Equity securities without readily determinable fair values

As of December 31, 2022 and 2023, the Company’s equity investments without readily determinable fair value primarily consist of small, non-controlling investments in companies for which the Company has equity ownership but cannot exert significant influence. Such equity securities without readily determinable fair values are measured and recorded using a measurement alternative that measures the securities at cost as adjusted for observable price changes and impairments.The balance of equity securities without readily determinable fair values were RMB245 million and RMB359 million as of December 31, 2022 and 2023, respectively. Re-measurement gain being recognized in connection with equity investments accounted for using the measurement alternative for the years ended December 31, 2021, 2022 and 2023 were nil, nil and RMB21 million, respectively.
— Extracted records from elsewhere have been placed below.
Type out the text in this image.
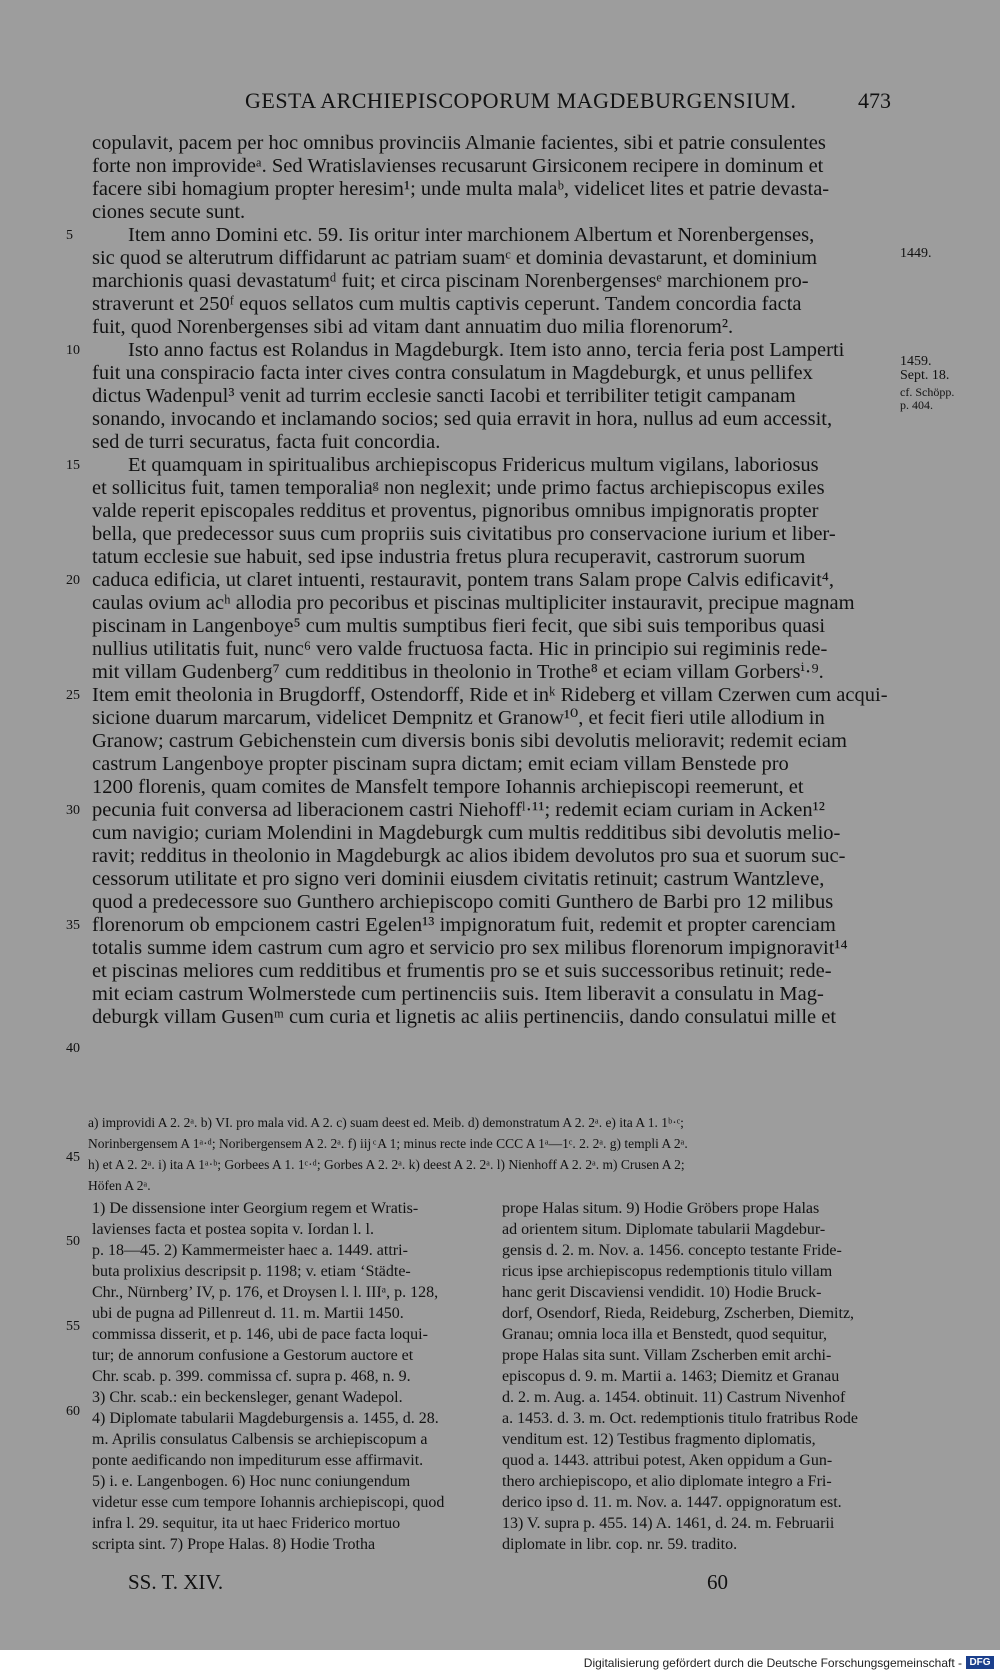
GESTA ARCHIEPISCOPORUM MAGDEBURGENSIUM.	473
copulavit, pacem per hoc omnibus provinciis Almanie facientes, sibi et patrie consulentes
forte non improvideᵃ. Sed Wratislavienses recusarunt Girsiconem recipere in dominum et
facere sibi homagium propter heresim¹; unde multa malaᵇ, videlicet lites et patrie devasta-
ciones secute sunt.
Item anno Domini etc. 59. Iis oritur inter marchionem Albertum et Norenbergenses,
sic quod se alterutrum diffidarunt ac patriam suamᶜ et dominia devastarunt, et dominium
marchionis quasi devastatumᵈ fuit; et circa piscinam Norenbergensesᵉ marchionem pro-
straverunt et 250ᶠ equos sellatos cum multis captivis ceperunt. Tandem concordia facta
fuit, quod Norenbergenses sibi ad vitam dant annuatim duo milia florenorum².
Isto anno factus est Rolandus in Magdeburgk. Item isto anno, tercia feria post Lamperti
fuit una conspiracio facta inter cives contra consulatum in Magdeburgk, et unus pellifex
dictus Wadenpul³ venit ad turrim ecclesie sancti Iacobi et terribiliter tetigit campanam
sonando, invocando et inclamando socios; sed quia erravit in hora, nullus ad eum accessit,
sed de turri securatus, facta fuit concordia.
Et quamquam in spiritualibus archiepiscopus Fridericus multum vigilans, laboriosus
et sollicitus fuit, tamen temporaliaᵍ non neglexit; unde primo factus archiepiscopus exiles
valde reperit episcopales redditus et proventus, pignoribus omnibus impignoratis propter
bella, que predecessor suus cum propriis suis civitatibus pro conservacione iurium et liber-
tatum ecclesie sue habuit, sed ipse industria fretus plura recuperavit, castrorum suorum
caduca edificia, ut claret intuenti, restauravit, pontem trans Salam prope Calvis edificavit⁴,
caulas ovium acʰ allodia pro pecoribus et piscinas multipliciter instauravit, precipue magnam
piscinam in Langenboye⁵ cum multis sumptibus fieri fecit, que sibi suis temporibus quasi
nullius utilitatis fuit, nunc⁶ vero valde fructuosa facta. Hic in principio sui regiminis rede-
mit villam Gudenberg⁷ cum redditibus in theolonio in Trothe⁸ et eciam villam Gorbersⁱ·⁹.
Item emit theolonia in Brugdorff, Ostendorff, Ride et inᵏ Rideberg et villam Czerwen cum acqui-
sicione duarum marcarum, videlicet Dempnitz et Granow¹⁰, et fecit fieri utile allodium in
Granow; castrum Gebichenstein cum diversis bonis sibi devolutis melioravit; redemit eciam
castrum Langenboye propter piscinam supra dictam; emit eciam villam Benstede pro
1200 florenis, quam comites de Mansfelt tempore Iohannis archiepiscopi reemerunt, et
pecunia fuit conversa ad liberacionem castri Niehoffˡ·¹¹; redemit eciam curiam in Acken¹²
cum navigio; curiam Molendini in Magdeburgk cum multis redditibus sibi devolutis melio-
ravit; redditus in theolonio in Magdeburgk ac alios ibidem devolutos pro sua et suorum suc-
cessorum utilitate et pro signo veri dominii eiusdem civitatis retinuit; castrum Wantzleve,
quod a predecessore suo Gunthero archiepiscopo comiti Gunthero de Barbi pro 12 milibus
florenorum ob empcionem castri Egelen¹³ impignoratum fuit, redemit et propter carenciam
totalis summe idem castrum cum agro et servicio pro sex milibus florenorum impignoravit¹⁴
et piscinas meliores cum redditibus et frumentis pro se et suis successoribus retinuit; rede-
mit eciam castrum Wolmerstede cum pertinenciis suis. Item liberavit a consulatu in Mag-
deburgk villam Gusenᵐ cum curia et lignetis ac aliis pertinenciis, dando consulatui mille et
5
10
15
20
25
30
35
40
45
50
55
60
1449.
1459.
Sept. 18.
cf. Schöpp.
p. 404.
a) improvidi A 2. 2ᵃ. b) VI. pro mala vid. A 2. c) suam deest ed. Meib. d) demonstratum A 2. 2ᵃ. e) ita A 1. 1ᵇ·ᶜ;
Norinbergensem A 1ᵃ·ᵈ; Noribergensem A 2. 2ᵃ. f) iij ͨ A 1; minus recte inde CCC A 1ᵃ—1ᶜ. 2. 2ᵃ. g) templi A 2ᵃ.
h) et A 2. 2ᵃ. i) ita A 1ᵃ·ᵇ; Gorbees A 1. 1ᶜ·ᵈ; Gorbes A 2. 2ᵃ. k) deest A 2. 2ᵃ. l) Nienhoff A 2. 2ᵃ. m) Crusen A 2;
Höfen A 2ᵃ.
1) De dissensione inter Georgium regem et Wratis-
lavienses facta et postea sopita v. Iordan l. l.
p. 18—45. 2) Kammermeister haec a. 1449. attri-
buta prolixius descripsit p. 1198; v. etiam ‘Städte-
Chr., Nürnberg’ IV, p. 176, et Droysen l. l. IIIᵃ, p. 128,
ubi de pugna ad Pillenreut d. 11. m. Martii 1450.
commissa disserit, et p. 146, ubi de pace facta loqui-
tur; de annorum confusione a Gestorum auctore et
Chr. scab. p. 399. commissa cf. supra p. 468, n. 9.
3) Chr. scab.: ein beckensleger, genant Wadepol.
4) Diplomate tabularii Magdeburgensis a. 1455, d. 28.
m. Aprilis consulatus Calbensis se archiepiscopum a
ponte aedificando non impediturum esse affirmavit.
5) i. e. Langenbogen. 6) Hoc nunc coniungendum
videtur esse cum tempore Iohannis archiepiscopi, quod
infra l. 29. sequitur, ita ut haec Friderico mortuo
scripta sint. 7) Prope Halas. 8) Hodie Trotha
prope Halas situm. 9) Hodie Gröbers prope Halas
ad orientem situm. Diplomate tabularii Magdebur-
gensis d. 2. m. Nov. a. 1456. concepto testante Fride-
ricus ipse archiepiscopus redemptionis titulo villam
hanc gerit Discaviensi vendidit. 10) Hodie Bruck-
dorf, Osendorf, Rieda, Reideburg, Zscherben, Diemitz,
Granau; omnia loca illa et Benstedt, quod sequitur,
prope Halas sita sunt. Villam Zscherben emit archi-
episcopus d. 9. m. Martii a. 1463; Diemitz et Granau
d. 2. m. Aug. a. 1454. obtinuit. 11) Castrum Nivenhof
a. 1453. d. 3. m. Oct. redemptionis titulo fratribus Rode
venditum est. 12) Testibus fragmento diplomatis,
quod a. 1443. attribui potest, Aken oppidum a Gun-
thero archiepiscopo, et alio diplomate integro a Fri-
derico ipso d. 11. m. Nov. a. 1447. oppignoratum est.
13) V. supra p. 455. 14) A. 1461, d. 24. m. Februarii
diplomate in libr. cop. nr. 59. tradito.
SS. T. XIV.	60
Digitalisierung gefördert durch die Deutsche Forschungsgemeinschaft - DFG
Equity securities with readily determinable fair values

In 2023, the Group purchased ordinary shares of an A share listed company, with total consideration of RMB180 million. As of December 31, 2023, fair value of the equity securities in Lifecome was RMB330 million. Change in fair value income of RMB150 million was recorded for the year ended December 31, 2023.

Equity securities applying fair value option

In June 2022, the Group made capital injection in cash with the amount of RMB77 million in a private company based in China and owns 2.98% equity interests. The Group irrevocably elected fair value option to initially and subsequently measure the investment in the private company in its entirety at fair value with changes in fair value recognized in earnings. As at December 31, 2022 and 2023, fair value of the equity securities was RMB179 million and RMB229 million, respectively. Change in fair value income of RMB102 million and RMB50 million were recorded for the year ended December 31, 2022 and 2023, respectively.